She Came to Me: Berlinale73 apre con la forza dell’arte di Rebecca Miller

Funzioni dell’arte e disfunzioni della vita, o viceversa, poco importa: sia l’una che l’altra sono questioni d’ispirazione, di fulgore creativo che ti assale e c’è poco da fare, nel bene e nel male… Visto così She Came to Me, il nuovo film di Rebecca Miller che ha inaugurato la Berlinale 73, è un oggetto affascinante, ha la volatilità di una storia in cui i personaggi vivono d’arte e d’amore e tanto vale mantenerli in questa sfera. Vedetelo come una fiaba, la versione easy di Annette di Carax… Siamo a New York, oggi, e c’è Steven, un compositore di opere liriche (interpretato da Peter Dinklage con densità alla Nick Nolte) che vive nell’incubo introflesso della sua creatività, perennemente insoddisfatto, o meglio convinto che il pubblico non può amare la sua musica. Sua moglie Patricia (ovvero Anne Hathaway, ironica e raggiante) è una psicanalista che suscita trasfer nei suoi pazienti senza farsene un cruccio e gestisce con paziente determinazione l’ansia di Steven di non essere amato. Patricia ha un figlio dal precedente matrimonio, Julian, brillante adolescente alle soglie del college che vive una splendida storia d’amore con Tereza, sua compagna di scuola. Il caso vuole che la ragazzina sia anche la figlia di Magdalena, la donna delle pulizie di Patricia, già di suo un po’ bigotta, ma soprattutto sposata con Trey (Brian d’Arcy James che potrebbe fare la Malvagia Strega dell’Ovest), un fascistoide con la mania del controllo e la passione per i reenactment della guerra di secessione, che non gradisce l’amore troppo disinvolto dei due ragazzini.

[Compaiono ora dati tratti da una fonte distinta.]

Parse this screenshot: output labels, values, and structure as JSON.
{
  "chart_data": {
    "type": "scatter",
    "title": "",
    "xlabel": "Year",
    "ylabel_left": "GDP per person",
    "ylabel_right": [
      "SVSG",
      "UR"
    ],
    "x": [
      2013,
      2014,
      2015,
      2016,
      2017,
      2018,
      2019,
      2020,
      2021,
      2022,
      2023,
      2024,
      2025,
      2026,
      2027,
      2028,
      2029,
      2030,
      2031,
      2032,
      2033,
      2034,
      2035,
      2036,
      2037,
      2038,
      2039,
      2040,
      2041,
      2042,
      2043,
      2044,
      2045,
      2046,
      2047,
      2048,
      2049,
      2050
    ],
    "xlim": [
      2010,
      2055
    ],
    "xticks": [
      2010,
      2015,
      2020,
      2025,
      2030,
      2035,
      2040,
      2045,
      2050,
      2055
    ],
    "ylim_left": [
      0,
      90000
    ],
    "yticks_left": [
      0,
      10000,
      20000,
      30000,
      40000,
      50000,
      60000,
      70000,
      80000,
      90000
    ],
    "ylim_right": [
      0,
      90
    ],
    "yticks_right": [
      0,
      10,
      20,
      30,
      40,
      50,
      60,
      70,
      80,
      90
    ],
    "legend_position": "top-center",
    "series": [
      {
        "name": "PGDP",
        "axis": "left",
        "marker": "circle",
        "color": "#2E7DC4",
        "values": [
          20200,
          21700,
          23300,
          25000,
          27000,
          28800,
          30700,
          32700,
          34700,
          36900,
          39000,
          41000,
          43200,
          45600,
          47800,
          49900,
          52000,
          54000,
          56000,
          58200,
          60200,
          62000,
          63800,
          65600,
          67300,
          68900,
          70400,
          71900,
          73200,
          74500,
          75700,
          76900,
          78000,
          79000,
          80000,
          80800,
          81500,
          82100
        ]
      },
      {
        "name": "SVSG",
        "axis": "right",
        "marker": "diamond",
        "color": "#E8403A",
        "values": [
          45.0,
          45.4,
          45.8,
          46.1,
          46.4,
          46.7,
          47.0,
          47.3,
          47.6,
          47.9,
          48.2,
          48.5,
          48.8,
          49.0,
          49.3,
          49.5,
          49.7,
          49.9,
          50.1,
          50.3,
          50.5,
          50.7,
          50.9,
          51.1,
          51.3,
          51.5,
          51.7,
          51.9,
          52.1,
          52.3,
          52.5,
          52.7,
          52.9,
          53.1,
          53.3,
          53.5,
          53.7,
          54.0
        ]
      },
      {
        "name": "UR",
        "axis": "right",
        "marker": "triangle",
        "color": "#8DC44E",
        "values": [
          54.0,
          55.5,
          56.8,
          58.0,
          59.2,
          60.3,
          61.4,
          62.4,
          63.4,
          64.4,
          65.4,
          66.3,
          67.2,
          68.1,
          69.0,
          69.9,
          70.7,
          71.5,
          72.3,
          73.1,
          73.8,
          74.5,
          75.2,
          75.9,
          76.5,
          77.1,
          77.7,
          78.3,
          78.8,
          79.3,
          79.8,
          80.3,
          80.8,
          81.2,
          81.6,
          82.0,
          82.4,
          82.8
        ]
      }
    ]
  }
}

Come salvarli dalle sue grinfie?

 

 

Lo schema ordito da Rebecca Miller (sua anche la sceneggiatura) è quello classico di una fiaba in forma di commedia contemporanea: i personaggi lasciano svaporare le loro funzioni in un sistema di riferimento tematico contemporaneo, dove però si materializzano in continuazione giochi d’ombre fuori tempo, meccanismo classici e/o archetipali ai quali si torna senza colpo ferire. Su tutti aleggia infatti la figura stupendamente incongrua di Katrina (Marisa Tomei forever!) che come una tempesta soffia il suo imprevedibile spirito vitale su tutto questo tormento. Incontrata da Steve in un bar di sottordine, Katrin vive a bordo del peschereccio di cui è la comandante, soffre di una sindrome da romanticismo cronico che la fa innamorare facilmente e, dopo averlo placidamente sedotto, ispira a Steve l’opera che gli restituisce il successo. Ma non è che l’inizio, perché il suo ruolo ha ben altre destinazioni, tutte legate al compimento del destino di ognuno dei personaggi in gioco in questa sorta di pochade imborghesita, che parte un po’ confusamente ma poi trova la sua ratio proprio in quell’eccesso di fragore che i caratteri si portano dietro. Rebecca Miller gioca sempre sul collocamento instabile dei suoi personaggi, tutti sospesi su trame esistenziali che cercano un equilibrio: She Came to Me segue l’onda e la lascia riversare con fragore sull’assetto del film, facendosi ispirare un flusso che nella seconda parte e nel finale soprattutto diventa affascinante e divertente. Si finisce fuori dal tempo tra scenari passati ricostruiti nel presente e visioni operistiche fantascientifiche, mentre l’amore si salva su un battello come fossimo nell’Atalante di Vigo. Nulla di eccedente, ma ci si affida con piacere a questa confusione che mette ordine nel mondo con la forza dell’arte.